日本地球惑星科学連合2014年大会

講演情報

口頭発表

セッション記号 A (大気海洋・環境科学) » A-CG 大気海洋・環境科学複合領域・一般

[A-CG37_28AM2] 熱帯におけるマルチスケール大気海洋相互作用現象

2014年4月28日(月) 11:00 〜 12:31 423 (4F)

コンビーナ:*名倉 元樹((独) 海洋研究開発機構)、長谷川 拓也(独立行政法人海洋研究開発機構)、清木 亜矢子(海洋研究開発機構)、東塚 知己(東京大学大学院理学系研究科地球惑星科学専攻)、時長 宏樹(ハワイ大学国際太平洋研究センター)、大庭 雅道(電力中央研究所 環境科学研究所 大気海洋環境領域)、今田 由紀子(東京大学大気海洋研究所)、座長:名倉 元樹((独) 海洋研究開発機構)、清木 亜矢子(海洋研究開発機構)

12:10 〜 12:25

[ACG37-05] CINDY2011期間中に観測された急激なSST冷却と海洋ロスビー波との関係

*清木 亜矢子1勝俣 昌己1堀井 孝憲1長谷川 拓也1Richards Kelvin J.2米山 邦夫1城岡 竜一1 (1.海洋研究開発機構、2.ハワイ大学)

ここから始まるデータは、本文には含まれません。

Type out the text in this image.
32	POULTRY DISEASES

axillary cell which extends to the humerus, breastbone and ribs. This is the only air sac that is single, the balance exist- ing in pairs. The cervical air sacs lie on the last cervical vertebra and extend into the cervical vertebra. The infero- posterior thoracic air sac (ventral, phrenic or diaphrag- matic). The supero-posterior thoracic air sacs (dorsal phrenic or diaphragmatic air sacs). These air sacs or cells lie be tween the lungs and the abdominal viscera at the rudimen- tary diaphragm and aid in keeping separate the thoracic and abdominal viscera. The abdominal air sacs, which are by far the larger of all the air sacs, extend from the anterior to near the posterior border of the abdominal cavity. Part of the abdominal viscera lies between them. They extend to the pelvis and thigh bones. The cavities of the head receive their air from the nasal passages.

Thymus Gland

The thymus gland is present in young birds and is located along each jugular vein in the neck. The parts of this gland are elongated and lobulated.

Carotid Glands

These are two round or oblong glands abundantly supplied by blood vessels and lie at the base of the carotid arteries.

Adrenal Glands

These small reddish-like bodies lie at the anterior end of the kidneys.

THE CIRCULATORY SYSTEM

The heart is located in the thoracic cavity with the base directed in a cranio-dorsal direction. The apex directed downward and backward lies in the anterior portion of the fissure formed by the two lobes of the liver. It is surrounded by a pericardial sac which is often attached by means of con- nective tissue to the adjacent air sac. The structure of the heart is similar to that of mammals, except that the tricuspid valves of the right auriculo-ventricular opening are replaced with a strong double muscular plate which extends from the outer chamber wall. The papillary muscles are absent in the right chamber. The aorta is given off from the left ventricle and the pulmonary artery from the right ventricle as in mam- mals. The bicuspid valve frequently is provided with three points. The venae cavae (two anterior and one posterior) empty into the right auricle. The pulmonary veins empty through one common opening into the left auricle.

キーワード:CINDY2011, SST冷却, インド洋

熱帯域において支配的な大気変動であるマッデン・ジュリアン振動(MJO)に伴う大気海洋変動メカニズムの解明を目的としたインド洋国際観測プロジェクトCINDY2011が2011年秋~2012年春に実施された。その中で研究船「みらい」は東経80.5度、南緯8度の中部南インド洋において約2ヶ月間の定点観測を行った。期間中、MJOに伴う大規模対流は10月下旬と11月下旬に発達し、11月事例での赤道南側の対流活動は北側に比べ1週間ほど遅れて活発化した。11月中旬、みらい観測において海洋表層の水温と塩分に急激な低下がみられた。この劇的な変化は、南インド洋を西進する海洋ロスビー波に伴う表層流の南西向きから西向き/西北西向きへの変化と関連していた。海洋混合層収支解析において、海面フラックスは海洋を暖める方向に働いており、今回の急激な冷却事例への寄与は小さかった一方で、水平移流は大きな役割を担っていた。一般的に暖水ロスビー波は水温躍層を押し下げ海面水温を高くする傾向にあるが、今回はロスビー循環に伴う移流の効果によって冷却をもたらしたと考えられる。また、この冷たい表層水温がMJO発達における初期対流を抑制し、赤道南側における対流オンセットの遅れにつながった可能性がある。